Stephen Jones: Growth outlook remains strong though inflation will still cause concern in 2022

At this time of year we tend to spend time looking back at the year gone by but also looking to what might await us in the year to come.

It would be relatively easy to paint a grim picture on either count. We know what the main issues are – a new Covid-19 strain, rising inflation and a typically long list of geopolitical concerns.

Let’s remind ourselves, however, that not all risks come to pass; if ever a quote was meant for the investment industry it is this one from Mark Twain: “I’ve been through some terrible things in my life, some of which actually happened.”

That is not to belittle the challenges we face, but it is a reminder that we often artificially elevate the level of risk confronting us and forget that where there are risks there are normally opportunities.

For example, 2021 may have been a difficult year in many respects but, as I write, the FTSE All-Share index is up more than 16 per cent for the year to date. Global equities (as measured by the MSCI World index) are up more than 24%.

So what do we think lies ahead for 2022?

Let’s start with perhaps that hardest prediction to make – the outlook for the Covid-19 pandemic.

The most recent lockdowns in Europe have certainly caused some concern and we await announcements of additional measures for the UK. However, if we assume the political hurdle for a return to complete lockdown remains high – and there is scope for scientists to address the worst fears of the new strain – then the Covid-19 outlook should return to being characterised

as a manageable threat, if one that still carries

a tragic toll.

In this scenario, we should reasonably expect the growth outlook to be strong enough to comfortably sustain corporate balance sheets

in 2022.

This brings us to the next potential risk – inflation and, subsequently, higher interest rates.

We all recognise the recent steep rise in prices across many goods and services and we expect this trend to remain in place during 2022 as we continue to battle with supply chain bottlenecks and labour shortages.

Central banks are likely, therefore, to tighten monetary policy, which means further raising of interest rates, particularly in the US and the UK. For government bond markets, which are more sensitive to higher rates, this means a challenging year awaits. Corporate bond markets are also likely to be subdued.

For equities, however, it could result in another robust year of returns.

Economic growth will be supported by strong gains in household income as both employment and wages continue to increase across many developed market economies. Equities typically perform well in the first years of a rate rising cycle (eg 2003/4 or 1994/5) with decent nominal growth offsetting the possibility of valuations de-rating. UK equities, in particular, start this phase with already low valuations and modest earning-per-share growth expectations.

Of course, runaway, persistent inflation is a much bigger concern, although we think inflation is more likely to temper its rise and begin to subside later in the year as supply constraints are reduced and labour mobility increases again.

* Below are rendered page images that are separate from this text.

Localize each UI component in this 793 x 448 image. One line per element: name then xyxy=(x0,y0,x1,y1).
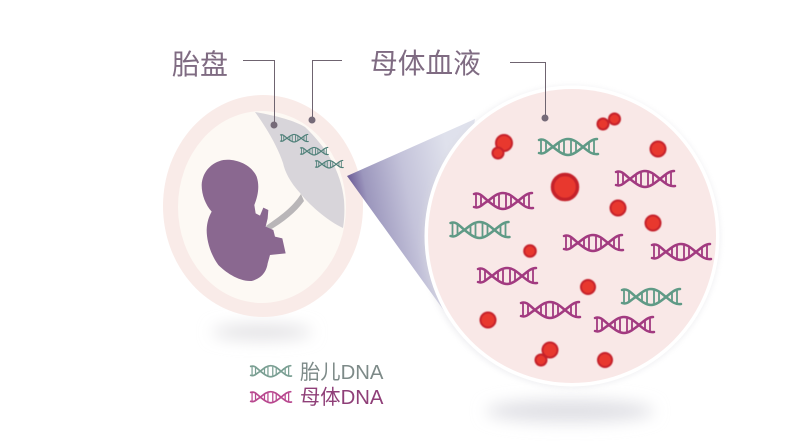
legend icon: maternal DNA xyxy=(251,392,291,403)
fetus xyxy=(202,160,286,281)
legend text: maternal DNA: 母体DNA xyxy=(300,386,384,409)
placenta DNA xyxy=(280,134,343,168)
legend icon: fetal DNA xyxy=(251,366,291,377)
leader line: blood circle xyxy=(510,62,548,122)
shadow: right circle xyxy=(486,400,654,422)
leader line: placenta xyxy=(243,60,278,128)
label: maternal blood: 母体血液 xyxy=(370,48,481,79)
red blood cells xyxy=(480,114,666,367)
legend xyxy=(251,361,384,409)
umbilical cord xyxy=(266,194,304,231)
fetal DNA strands xyxy=(450,139,681,305)
placenta region xyxy=(255,112,344,228)
magnification cone xyxy=(347,119,475,312)
label: placenta: 胎盘 xyxy=(172,49,228,80)
maternal DNA strands xyxy=(474,171,711,333)
panel: magnified blood xyxy=(422,86,720,388)
shadow: left circle xyxy=(212,325,312,339)
panel: uterus xyxy=(163,95,363,317)
leader line: maternal blood in uterus xyxy=(308,60,342,124)
legend text: fetal DNA: 胎儿DNA xyxy=(300,361,384,384)
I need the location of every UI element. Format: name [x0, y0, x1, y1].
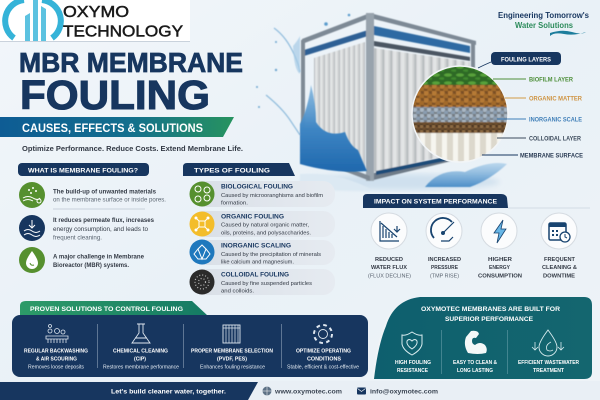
impact: cleaning: FREQUENT	[544, 257, 576, 263]
layer label: biofilm: BIOFILM LAYER	[529, 78, 574, 84]
logo: TECHNOLOGY	[63, 24, 183, 40]
heading	[183, 163, 295, 176]
type: inorganic: like calcium and magnesium.	[221, 260, 294, 266]
panel: types of fouling	[183, 163, 335, 295]
panel: what is membrane fouling	[18, 163, 166, 273]
solution: operating conditions	[287, 326, 359, 370]
heading: SUPERIOR PERFORMANCE	[445, 316, 533, 323]
benefit: efficient treatment: EFFICIENT WASTEWATER	[518, 360, 579, 366]
slogan	[498, 11, 590, 36]
heading	[18, 163, 149, 176]
type: colloidal	[190, 269, 335, 295]
type: organic: oils, proteins, and polysaccharides.	[221, 230, 311, 236]
heading: IMPACT ON SYSTEM PERFORMANCE	[374, 198, 497, 206]
type: inorganic	[190, 240, 335, 266]
solution: chemical cleaning: Restores membrane performance	[103, 364, 179, 370]
impact: cleaning: CLEANING &	[542, 265, 577, 271]
email: info@oxymotec.com	[370, 388, 438, 396]
heading	[421, 306, 560, 323]
type: organic: Caused by natural organic matter,	[221, 222, 310, 228]
solution: operating conditions: Stable, efficient & cost-effective	[287, 364, 359, 370]
type: organic	[190, 211, 335, 237]
membrane module illustration	[300, 13, 500, 190]
heading: OXYMOTEC MEMBRANES ARE BUILT FOR	[421, 306, 560, 313]
type: biological: formation.	[221, 200, 249, 206]
type: colloidal: and colloids.	[221, 288, 255, 294]
solution: chemical cleaning: CHEMICAL CLEANING	[113, 348, 168, 354]
magnified fouling layers	[410, 64, 510, 165]
panel: impact on system performance	[363, 194, 590, 280]
text: effects: frequent cleaning.	[53, 236, 102, 242]
solution: membrane selection	[191, 325, 273, 370]
icon: flux down	[19, 215, 45, 241]
layer label: biofilm	[493, 78, 574, 84]
text: context	[53, 254, 145, 269]
text: effects: energy consumption, and leads to	[53, 227, 149, 233]
icon: envelope	[357, 388, 366, 394]
impact: flux	[368, 213, 411, 280]
subtitle banner	[0, 117, 234, 137]
text: definition: The build-up of unwanted materials	[53, 190, 157, 196]
type: inorganic: Caused by the precipitation of minerals	[221, 252, 321, 258]
solution: operating conditions: CONDITIONS	[307, 356, 342, 362]
layer label: colloidal layer	[497, 136, 582, 142]
layer label: inorganic scale: INORGANIC SCALE	[529, 118, 582, 124]
impact: pressure: INCREASED	[428, 257, 461, 263]
solution: membrane selection: PROPER MEMBRANE SELECTION	[191, 348, 273, 354]
text: context: Bioreactor (MBR) systems.	[53, 263, 129, 269]
impact: flux: (FLUX DECLINE)	[368, 274, 411, 280]
subtitle banner: CAUSES, EFFECTS & SOLUTIONS	[22, 121, 203, 135]
title	[19, 47, 243, 118]
icon: globe	[262, 386, 272, 396]
impact: flux: REDUCED	[375, 257, 403, 263]
heading: TYPES OF FOULING	[194, 168, 270, 174]
benefit: efficient treatment: TREATMENT	[533, 368, 564, 374]
impact: pressure: PRESSURE	[431, 265, 458, 271]
impact: pressure	[426, 213, 462, 280]
type: biological: Caused by microoranghisms and biofilm	[221, 193, 323, 199]
layer label: colloidal layer: COLLOIDAL LAYER	[529, 136, 582, 142]
layer label: membrane surface: MEMBRANE SURFACE	[520, 154, 583, 160]
heading: WHAT IS MEMBRANE FOULING?	[28, 168, 138, 174]
solution: backwashing	[24, 324, 88, 370]
benefit: fouling resistance: HIGH FOULING	[395, 360, 431, 366]
solution: chemical cleaning	[103, 324, 179, 370]
text: definition	[53, 190, 166, 204]
solution: membrane selection: Enhances fouling resistance	[200, 364, 265, 370]
benefit: easy to clean: EASY TO CLEAN &	[453, 360, 497, 366]
text: definition: on the membrane surface or inside pores.	[53, 198, 166, 204]
text: effects	[53, 218, 155, 242]
solution: membrane selection: (PVDF, PES)	[217, 356, 247, 362]
solution: backwashing: Removes loose deposits	[28, 364, 85, 370]
impact: cleaning: DOWNTIME	[543, 274, 575, 280]
solution: backwashing: & AIR SCOURING	[36, 356, 77, 362]
title: MBR MEMBRANE	[19, 47, 243, 78]
fouling layers pill	[478, 52, 561, 68]
panel: oxymotec membranes	[372, 297, 592, 379]
layer label: organic matter	[505, 96, 583, 102]
impact: energy: HIGHER	[488, 257, 512, 263]
icon: particles	[19, 182, 45, 208]
heading	[363, 194, 508, 208]
solution: chemical cleaning: (CIP)	[134, 356, 146, 362]
text: context: A major challenge in Membrane	[53, 254, 145, 260]
panel: proven solutions	[12, 301, 368, 377]
logo: OXYMO	[63, 4, 129, 21]
footer bar	[0, 381, 600, 400]
tagline: Optimize Performance. Reduce Costs. Extend Membrane Life.	[22, 144, 243, 153]
website: www.oxymotec.com	[274, 388, 342, 396]
type: biological	[190, 181, 335, 207]
footer message: Let's build cleaner water, together.	[111, 388, 226, 396]
layer label: membrane surface	[482, 154, 583, 160]
fouling layers pill: FOULING LAYERS	[501, 58, 551, 64]
benefit: fouling resistance: RESISTANCE	[397, 368, 429, 374]
logo	[0, 0, 190, 42]
benefit: efficient treatment	[518, 330, 579, 374]
slogan: Water Solutions	[515, 21, 574, 30]
impact: energy	[478, 213, 522, 280]
icon: water drop	[19, 247, 45, 273]
benefit: easy to clean	[453, 331, 497, 374]
title: FOULING	[20, 72, 210, 118]
type: colloidal: Caused by fine suspended particles	[221, 281, 312, 287]
heading tab	[20, 301, 208, 316]
type: biological: BIOLOGICAL FOULING	[221, 184, 293, 190]
impact: cleaning	[541, 213, 577, 280]
type: inorganic: INORGANIC SCALING	[221, 242, 291, 250]
text: effects: It reduces permeate flux, increases	[53, 218, 155, 224]
layer label: inorganic scale	[497, 118, 582, 124]
solution: operating conditions: OPTIMIZE OPERATING	[296, 348, 351, 354]
impact: pressure: (TMP RISE)	[430, 274, 459, 280]
benefit: fouling resistance	[395, 332, 431, 374]
water splash	[256, 14, 507, 190]
benefit: easy to clean: LONG LASTING	[457, 368, 493, 374]
slogan: Engineering Tomorrow's	[498, 11, 590, 20]
layer label: organic matter: ORGANIC MATTER	[529, 96, 583, 102]
impact: energy: ENERGY	[489, 265, 510, 271]
type: colloidal: COLLOIDAL FOULING	[221, 272, 289, 278]
type: organic: ORGANIC FOULING	[221, 214, 284, 220]
heading tab: PROVEN SOLUTIONS TO CONTROL FOULING	[30, 306, 183, 313]
solutions card	[12, 315, 368, 377]
impact: flux: WATER FLUX	[371, 265, 407, 271]
impact: energy: CONSUMPTION	[478, 274, 522, 280]
solution: backwashing: REGULAR BACKWASHING	[24, 348, 88, 354]
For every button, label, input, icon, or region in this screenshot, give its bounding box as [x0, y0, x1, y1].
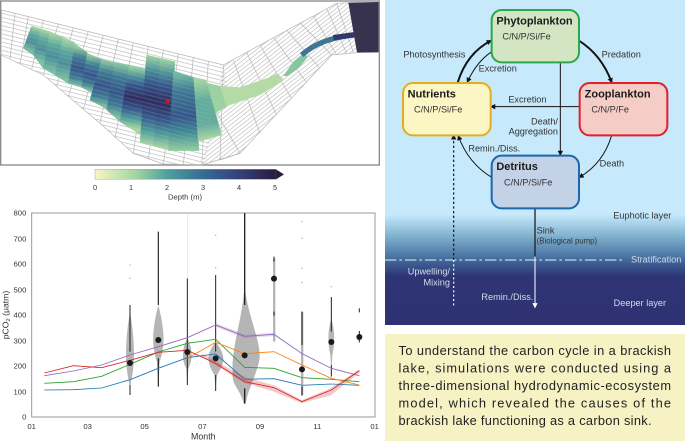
- axis labels: 600: [14, 260, 26, 269]
- axis labels: 11: [313, 422, 321, 431]
- box: Nutrients: C/N/P/Si/Fe: [414, 104, 462, 114]
- axis labels: 09: [256, 422, 264, 431]
- summary text box: three-dimensional hydrodynamic-ecosystem: [398, 378, 671, 393]
- violins: [126, 258, 334, 403]
- observation means: [127, 276, 362, 372]
- depth patches: [23, 26, 355, 151]
- stratification line: [385, 258, 625, 262]
- deep layer labels: Remin./Diss.: [481, 292, 533, 302]
- summary text box: To understand the carbon cycle in a brackish: [398, 343, 671, 358]
- outlet dark cells: [348, 2, 379, 53]
- summary text box: brackish lake functioning as a carbon sink.: [398, 413, 652, 428]
- axis labels: [1, 209, 379, 441]
- colorbar: 0: [93, 183, 97, 192]
- box: Detritus: Detritus: [496, 161, 538, 173]
- plot frame: [32, 213, 375, 417]
- series lines: [44, 325, 359, 402]
- flow labels: Euphotic layer: [613, 211, 671, 221]
- colorbar: 3: [201, 183, 205, 192]
- axis labels: 700: [14, 234, 26, 243]
- flow labels: Death: [600, 158, 624, 168]
- colorbar: 2: [165, 183, 169, 192]
- axis labels: 01: [27, 422, 36, 431]
- flow labels: Aggregation: [509, 127, 558, 137]
- water background: [385, 0, 685, 325]
- axis labels: 03: [83, 422, 92, 431]
- flow labels: (Biological pump): [537, 237, 598, 246]
- series shading: [202, 325, 359, 402]
- axis labels: 2: [6, 318, 12, 321]
- map frame: [1, 1, 379, 165]
- deep layer labels: Deeper layer: [614, 298, 666, 308]
- lake mesh: [0, 3, 357, 165]
- box: Detritus: [492, 156, 579, 208]
- box: Zooplankton: C/N/P/Fe: [591, 104, 629, 114]
- axis labels: 200: [14, 362, 26, 371]
- deep layer labels: [408, 254, 681, 308]
- flow labels: Photosynthesis: [403, 50, 466, 60]
- axis labels: (µatm): [1, 291, 11, 318]
- deep layer labels: Upwelling/: [408, 267, 450, 277]
- flow labels: [403, 50, 671, 246]
- axis labels: 400: [14, 311, 26, 320]
- colorbar: 4: [237, 183, 241, 192]
- box: Nutrients: Nutrients: [408, 88, 456, 100]
- box: Phytoplankton: C/N/P/Si/Fe: [502, 31, 551, 41]
- flow labels: Remin./Diss.: [468, 144, 520, 154]
- colorbar: [93, 169, 284, 202]
- flow labels: Predation: [602, 50, 641, 60]
- box: Nutrients: [403, 83, 491, 135]
- panel: lake depth map: [0, 1, 379, 202]
- axis labels: 100: [14, 387, 26, 396]
- box: Zooplankton: Zooplankton: [585, 88, 651, 100]
- patch mesh overlay: [23, 26, 220, 151]
- deep layer labels: Stratification: [631, 254, 681, 264]
- flow labels: Sink: [537, 226, 555, 236]
- box: Phytoplankton: Phytoplankton: [496, 15, 573, 27]
- axis labels: 05: [140, 422, 149, 431]
- red site marker: [166, 99, 170, 103]
- axis labels: 800: [14, 209, 26, 218]
- colorbar: 1: [129, 183, 133, 192]
- axis labels: 300: [14, 336, 26, 345]
- axis labels: pCO: [1, 321, 11, 339]
- summary text box: lake, simulations were conducted using a: [398, 360, 672, 376]
- box: Detritus: C/N/P/Si/Fe: [504, 177, 552, 187]
- violin whiskers: [130, 213, 359, 404]
- panel: ecosystem diagram: [385, 0, 685, 325]
- flow labels: Excretion: [508, 95, 547, 105]
- outlier points: [129, 221, 332, 287]
- axis labels: 500: [14, 285, 26, 294]
- arrows: [454, 41, 612, 307]
- colorbar: 5: [273, 183, 277, 192]
- flow labels: Death/: [531, 116, 558, 126]
- colorbar: Depth (m): [168, 193, 202, 202]
- axis labels: 07: [198, 422, 207, 431]
- flow labels: Excretion: [479, 64, 517, 74]
- box: Phytoplankton: [492, 10, 579, 62]
- summary text box: [385, 334, 685, 441]
- axis labels: 01: [370, 422, 379, 431]
- axis labels: 0: [22, 413, 26, 422]
- deep layer labels: Mixing: [424, 278, 450, 288]
- chart: pCO2 by month: [1, 209, 379, 441]
- box: Zooplankton: [580, 83, 667, 135]
- summary text box: model, which revealed the causes of the: [398, 396, 671, 410]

In turn, this should limit how far central banks need to raise interest rates and how much long dated government bond yields need to rise.

Much of this “balanced” outlook depends on central banks not succumbing to a policy mistake either induced by their rhetoric or their actions. Judging by some mixed communications the Bank of England and others have released in recent months, this may well be a legitimate concern.

Persistent, higher, inflation would be a major shock after a decade of deflationary pressure and price data undershoots.

But, as Mark Twain might say, there are always risks if you care to think about them. For now, let’s enjoy the festive period.

Stephen Jones is UK chief executive at Aegon Asset Management.